Sedangkan proyeksi pendapatan masyarakat dari hasil panen tanaman kayu-kayuan beberapa tahaun yang akan datang diperkirakan sebagai berikut:

No

Jenis Komoditi

Rata2 Jumlah Batang/KK

Harga / batang

± Perkiraan Pendapatan

1

Jati lokal

150

Rp. 150.000

Rp. 22.500.000

2

Gmelina

300

Rp.80.000

Rp.24.000.000

3

Mahoni

50

Rp. 110.000

Rp.5.500.000

Meskipun masih berskala kecil, kegiatan Agroforestry harus diakui telah mampu memberikan kontribusi yang cukup signifikan bagi peningkatan kesejahteraan ekonomi masyarakat Batumalonro. Hasil panen dari kegiatan Agroforestry kiranya akan cukup membantu masyarakat dalam pemenuhan kebutuhan sehar-hari terutama bahan pangan, sembako yang semakin mahal akibat kenaikan BBM, dan kondisi ekonomi Indonesia yang masih belum stabil.
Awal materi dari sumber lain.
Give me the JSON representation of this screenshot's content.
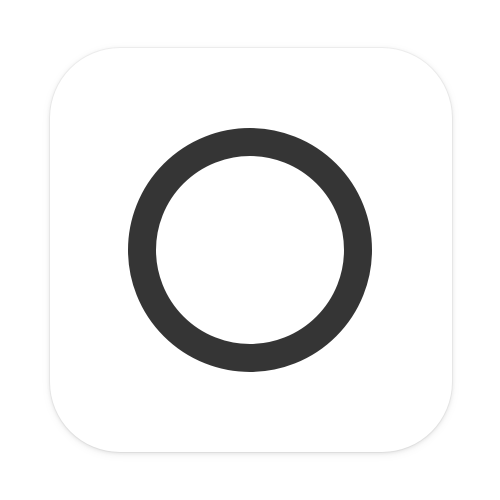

Model diatas sudah sepantasnya untuk terus dikembangkan, diadaptasi dan diimplementasikan di wilayah-wilayah lain khususnya di Sulawesi Selatan, sehingga membuka kesempatan seluas-luasnya kepada masyarakat yang memiliki keterbatasan lahan untuk memperbaiki kualitas hidup dan kehidupannya sekarang dan dimasa mendatang.